Ten aanzien van onderdeel a.:
Het beklag is deels gegrond en deels ongegrond verklaard. De beroepscommissie acht het beroep ten aanzien van dit onderdeel alleen gericht tegen de gedeeltelijke ongegrondverklaring van de klacht. De beroepscommissie stelt vast dat klager op 11 oktober 2018 geweigerd heeft om in te gaan op het verzoek van het personeel om met hen in gesprek te gaan en geëist heeft dat het personeel weg zou gaan.
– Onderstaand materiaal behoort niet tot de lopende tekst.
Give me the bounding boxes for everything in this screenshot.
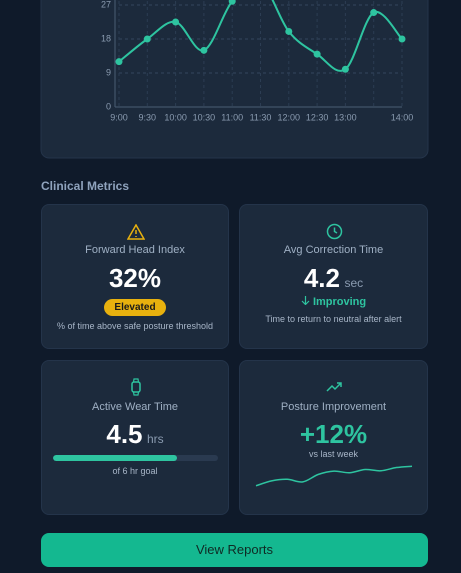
status-badge: Elevated: [104, 299, 166, 316]
progress-track: [53, 455, 218, 461]
metric-label: Posture Improvement: [280, 401, 387, 413]
progress-fill: [53, 455, 177, 461]
x-tick-label: 10:30: [193, 112, 216, 122]
chart: 091827369:009:3010:0010:3011:0011:3012:0…: [40, 0, 429, 159]
metric-unit: sec: [344, 276, 364, 290]
data-point: [200, 46, 208, 54]
metric-label: Active Wear Time: [92, 401, 178, 413]
x-tick-label: 9:30: [139, 112, 157, 122]
y-tick-label: 18: [101, 33, 111, 43]
y-tick-label: 27: [101, 0, 111, 9]
data-point: [143, 35, 151, 43]
data-point: [115, 58, 123, 66]
chart-card: [40, 0, 429, 159]
x-tick-label: 12:30: [306, 112, 329, 122]
x-tick-label: 10:00: [164, 112, 187, 122]
x-tick-label: 9:00: [110, 112, 128, 122]
metric-value: +12%: [299, 419, 368, 449]
goal-value: 6: [122, 466, 128, 476]
data-point: [228, 0, 236, 5]
watch-icon: [131, 378, 141, 396]
goal-prefix: of: [112, 466, 120, 476]
x-tick-label: 11:30: [250, 112, 272, 122]
trend: Improving: [240, 296, 427, 308]
metric-unit: hrs: [146, 432, 164, 446]
metric-note: % of time above safe posture threshold: [56, 321, 214, 331]
data-point: [341, 65, 349, 73]
data-point: [172, 18, 180, 26]
section-title: Clinical Metrics: [41, 179, 130, 193]
series-line: [118, 0, 403, 72]
metric-value: 4.5: [106, 419, 143, 449]
y-tick-label: 0: [106, 101, 111, 111]
data-point: [398, 35, 406, 43]
goal-note: of 6 hr goal: [42, 466, 228, 476]
warning-icon: [127, 224, 145, 240]
metric-value: 32%: [108, 263, 162, 293]
metric-note: Time to return to neutral after alert: [265, 314, 402, 324]
metric-value: 4.2: [303, 263, 340, 293]
sparkline: [255, 465, 413, 487]
metric-label: Forward Head Index: [85, 244, 185, 256]
data-point: [370, 9, 378, 17]
metric-card: Posture Improvement +12% vs last week: [239, 360, 428, 515]
metric-value-row: 4.2 sec: [240, 263, 427, 294]
down-arrow-icon: [301, 296, 310, 306]
data-point: [285, 27, 293, 35]
x-tick-label: 13:00: [334, 112, 357, 122]
goal-suffix: hr goal: [130, 466, 158, 476]
trend-text: Improving: [312, 296, 367, 308]
x-tick-label: 11:00: [221, 112, 243, 122]
x-tick-label: 12:00: [278, 112, 301, 122]
trend-icon: [326, 382, 342, 392]
clock-icon: [326, 223, 343, 240]
metric-value-row: 4.5 hrs: [42, 419, 228, 450]
metric-card: Active Wear Time 4.5 hrs of 6 hr goal: [41, 360, 229, 515]
data-point: [313, 50, 321, 58]
metric-note: vs last week: [308, 449, 359, 459]
view-reports-button[interactable]: View Reports: [41, 533, 428, 567]
sparkline-chart: [255, 465, 413, 487]
y-tick-label: 9: [106, 67, 111, 77]
x-tick-label: 14:00: [391, 112, 414, 122]
metric-label: Avg Correction Time: [283, 244, 384, 256]
metric-card: Forward Head Index 32% Elevated % of tim…: [41, 204, 229, 349]
metric-card: Avg Correction Time 4.2 sec Improving Ti…: [239, 204, 428, 349]
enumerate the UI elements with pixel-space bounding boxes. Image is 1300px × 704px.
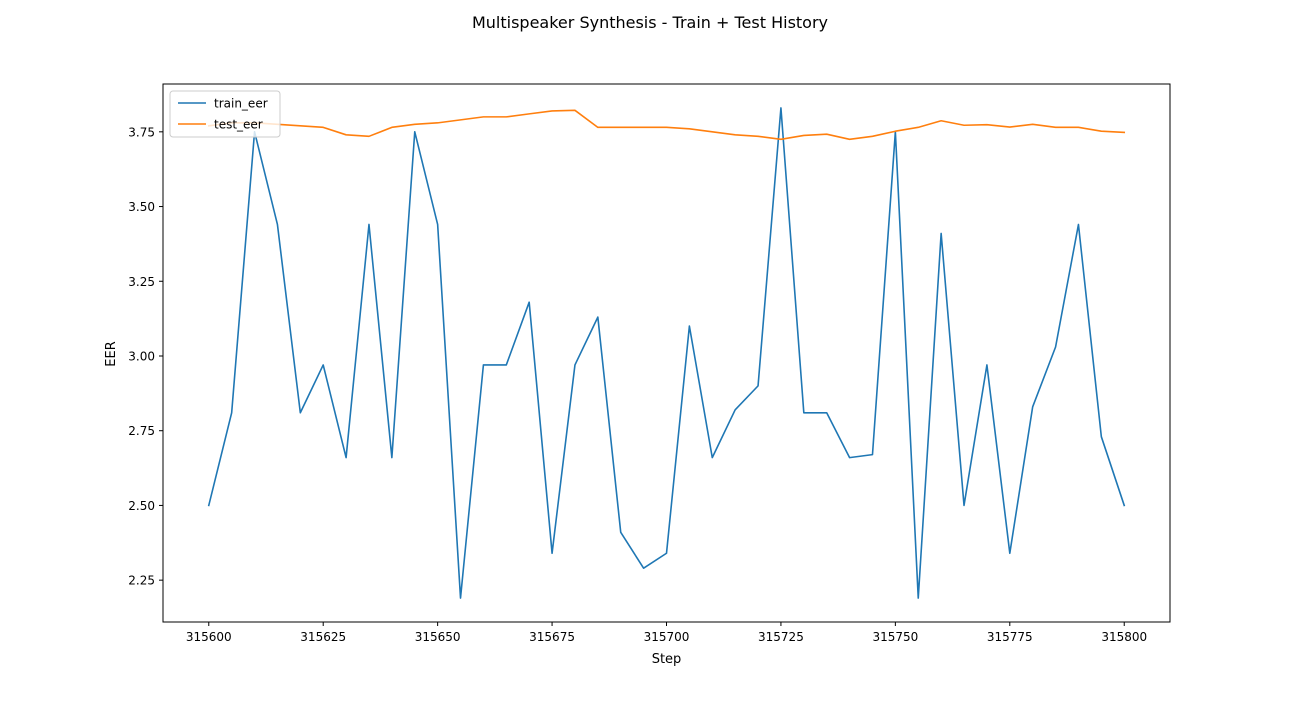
y-axis-label: EER [104,341,119,366]
series-line-train_eer [207,107,1126,599]
x-tick-label: 315775 [987,630,1033,644]
y-tick-label: 2.25 [128,574,155,588]
y-tick-label: 2.75 [128,424,155,438]
x-tick-label: 315750 [872,630,918,644]
x-tick-label: 315600 [186,630,232,644]
plot-area: 315600 315625 315650 315675 315700 315725 3157… [128,83,1171,644]
y-tick-label: 3.25 [128,275,155,289]
x-tick-label: 315625 [300,630,346,644]
x-tick-label: 315675 [529,630,575,644]
legend-label-test_eer: test_eer [214,118,263,132]
y-tick-label: 2.50 [128,499,155,513]
series-line-test_eer [207,109,1126,141]
y-tick-label: 3.00 [128,349,155,363]
x-tick-label: 315800 [1101,630,1147,644]
legend-label-train_eer: train_eer [214,97,268,111]
y-tick-label: 3.75 [128,125,155,139]
chart-title: Multispeaker Synthesis - Train + Test Hi… [472,13,828,32]
x-axis-label: Step [652,652,682,667]
x-tick-label: 315725 [758,630,804,644]
y-tick-label: 3.50 [128,200,155,214]
x-tick-label: 315700 [644,630,690,644]
x-tick-label: 315650 [415,630,461,644]
plot-frame [162,83,1171,623]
Volgens klager kan het weigeren van een dergelijk verzoek van het personeel na sluiting van het dagprogramma geen strafwaardige handeling opleveren. De beroepscommissie volgt, evenals de beklagcommissie, klager hierin niet. Naar het oordeel van de beroepscommissie mocht de directeur in redelijkheid een disciplinaire straf opleggen wegens het weigeren van een opdracht van het personeel.
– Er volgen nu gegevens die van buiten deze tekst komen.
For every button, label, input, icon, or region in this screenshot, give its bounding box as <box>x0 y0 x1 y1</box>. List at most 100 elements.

Ten aanzien van onderdeel b.:
Een baantje in de keuken is een bevoorrechte functie voor gedetineerden omdat een keukenhulp meer vrijheden geniet. Een gedetineerde wordt daarom op basis van vertrouwen als keukenhulp aangesteld. Van een gedetineerde die een baantje in de keuken uitoefent, mag worden verwacht dat hij zich redelijk gedraagt en aan de regels houdt. De wijze waarop klager zich in de voorafgaande periode op de afdeling heeft gedragen en daar bovenop de opgelegde disciplinaire straf, passen niet bij het gedrag dat van iemand in een dergelijke functie verwacht mag worden. De beroepscommissie is daarom van oordeel dat de beslissing van de directeur om klager uit zijn baan als keukenhulp te zetten niet onredelijk of onbillijk is. Hetgeen in beroep is aangevoerd, kan naar het oordeel van de beroepscommissie dan ook niet tot een andere beslissing leiden dan die van de beklagcommissie. Het beroep zal derhalve ongegrond worden verklaard.
4. De uitspraak
De beroepscommissie verklaart het beroep ongegrond en bevestigt de uitspraak van de beklagcommissie, met aanvulling van de gronden.
Aldus gegeven door de beroepscommissie voornoemd, bestaande uit mr. T.B. Trotman, voorzitter, mr. A.M.G. Smit en mr. J.A.M. de Wit, leden, in tegenwoordigheid van mr. M.S. Ferenczy, secretaris, op 6 november 2019.